Radiation exposure, organ and effective dose of CT-guided liver biopsy as a function of lesion depth and size

Abstract

Computed tomography (CT)-guided percutaneous biopsies play an important role in the diagnostic workup of liver lesions. Because radiation dose accumulates rapidly due to repeated image acquisition in a relatively small scan area, analysing radiation exposure is critical for improving radiation protection of CT-guided interventions. The aim of this study was to assess the radiation dose of CT-guided liver biopsies and the influence of lesion parameters, and to establish a local diagnostic reference level (DRL).

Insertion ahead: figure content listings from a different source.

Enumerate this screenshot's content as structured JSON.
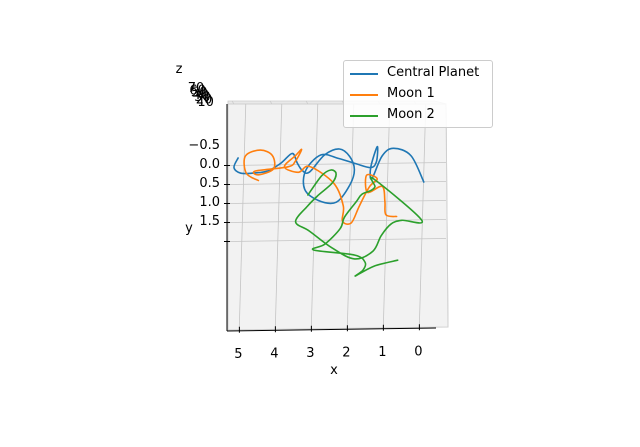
{
  "chart_data": {
    "type": "line",
    "projection": "3d",
    "title": "",
    "xlabel": "x",
    "ylabel": "y",
    "zlabel": "z",
    "x_ticks": [
      "5",
      "4",
      "3",
      "2",
      "1",
      "0"
    ],
    "y_ticks": [
      "−0.5",
      "0.0",
      "0.5",
      "1.0",
      "1.5"
    ],
    "z_ticks": [
      "70",
      "60",
      "50",
      "40",
      "30",
      "20",
      "10"
    ],
    "z_tick_labels_visible": [
      "70",
      "10"
    ],
    "grid": true,
    "legend_position": "top-right",
    "series": [
      {
        "name": "Central Planet",
        "color": "#1f77b4",
        "x": [
          5.2,
          5.3,
          5.1,
          4.7,
          4.35,
          4.0,
          3.7,
          3.55,
          3.4,
          3.2,
          2.8,
          2.4,
          2.1,
          1.95,
          2.05,
          2.4,
          2.9,
          3.3,
          3.3,
          2.9,
          2.4,
          1.9,
          1.5,
          1.35,
          1.35,
          1.5,
          1.45,
          1.2,
          0.9,
          0.4,
          0.0
        ],
        "y": [
          -0.7,
          -0.45,
          -0.3,
          -0.3,
          -0.35,
          -0.55,
          -0.8,
          -0.55,
          -0.35,
          -0.3,
          -0.75,
          -0.9,
          -0.7,
          -0.35,
          0.05,
          0.5,
          0.45,
          0.15,
          -0.35,
          -0.75,
          -0.65,
          -0.5,
          -0.4,
          -0.55,
          -0.95,
          -0.4,
          -0.1,
          -0.7,
          -0.9,
          -0.7,
          0.0
        ]
      },
      {
        "name": "Moon 1",
        "color": "#ff7f0e",
        "x": [
          4.6,
          4.95,
          5.0,
          4.6,
          4.25,
          4.2,
          4.6,
          4.7,
          3.8,
          3.6,
          3.45,
          3.6,
          3.9,
          3.5,
          3.2,
          2.5,
          2.2,
          2.2,
          1.95,
          1.75,
          1.5,
          1.3,
          1.6,
          1.55,
          1.15,
          1.05,
          1.0,
          0.7
        ],
        "y": [
          -0.1,
          -0.3,
          -0.75,
          -0.9,
          -0.75,
          -0.4,
          -0.25,
          -0.35,
          -0.45,
          -0.6,
          -0.9,
          -0.75,
          -0.45,
          -0.3,
          -0.45,
          0.0,
          0.6,
          1.0,
          1.05,
          0.6,
          0.1,
          -0.1,
          -0.2,
          0.25,
          0.1,
          0.5,
          0.85,
          0.9
        ]
      },
      {
        "name": "Moon 2",
        "color": "#2ca02c",
        "x": [
          3.2,
          2.85,
          2.6,
          2.45,
          2.55,
          2.9,
          3.2,
          3.5,
          3.1,
          2.45,
          1.8,
          1.3,
          1.1,
          0.85,
          0.55,
          0.0,
          1.4,
          1.35,
          1.45,
          1.7,
          1.85,
          2.15,
          2.25,
          2.65,
          2.95,
          1.8,
          1.5,
          1.55,
          1.75,
          1.25,
          0.6
        ],
        "y": [
          0.3,
          -0.2,
          -0.35,
          -0.25,
          0.0,
          0.3,
          0.6,
          1.0,
          1.25,
          1.7,
          2.0,
          1.8,
          1.4,
          1.1,
          1.0,
          1.0,
          -0.1,
          0.1,
          0.2,
          0.3,
          0.5,
          0.9,
          1.2,
          1.6,
          1.75,
          1.9,
          2.1,
          2.3,
          2.45,
          2.2,
          2.05
        ]
      }
    ]
  }
}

In this observational retrospective cohort study, dose data of 60 CT-guided liver biopsies between September 2016 and July 2017 were analysed. Radiation exposure was reported for volume-weighted CT dose index (CTDIvol), size-specific dose estimate (SSDE), dose-length product (DLP) and effective dose (ED). Radiation dose of CT-guided liver biopsy was (median (interquartile range)): CTDIvol 9.91 mGy (8.33–11.45 mGy), SSDE 10.42 mGy (9.39–11.70 mGy), DLP 542 mGy cm (410–733 mGy cm), ED 8.52 mSv (7.17–13.25 mSv). Radiation exposure was significantly higher in biopsies of deep liver lesions compared to superficial lesions (DLP 679 ± 285 mGy cm vs. 497 ± 167 mGy cm, p = 0.0046). No significant dose differences were observed for differences in lesion or needle size. With helical CT spirals additional to the biopsy-guiding axial CT scans, radiation exposure was significantly increased: 797 ± 287 mGy cm vs. 495 ± 162 mGy cm, p < 0.0001. The local DRL is CTDIvol 9.91 mGy, DLP 542 mGy cm. Radiation dose is significantly increased in biopsies of deeper liver lesions compared with superficial lesions. Interventions with additional biopsy-guiding CT spirals lead to higher radiation doses. This study provides a detailed analysis of local radiation doses for CT-guided liver biopsies and provides a benchmark for optimising radiation protection in interventional radiology.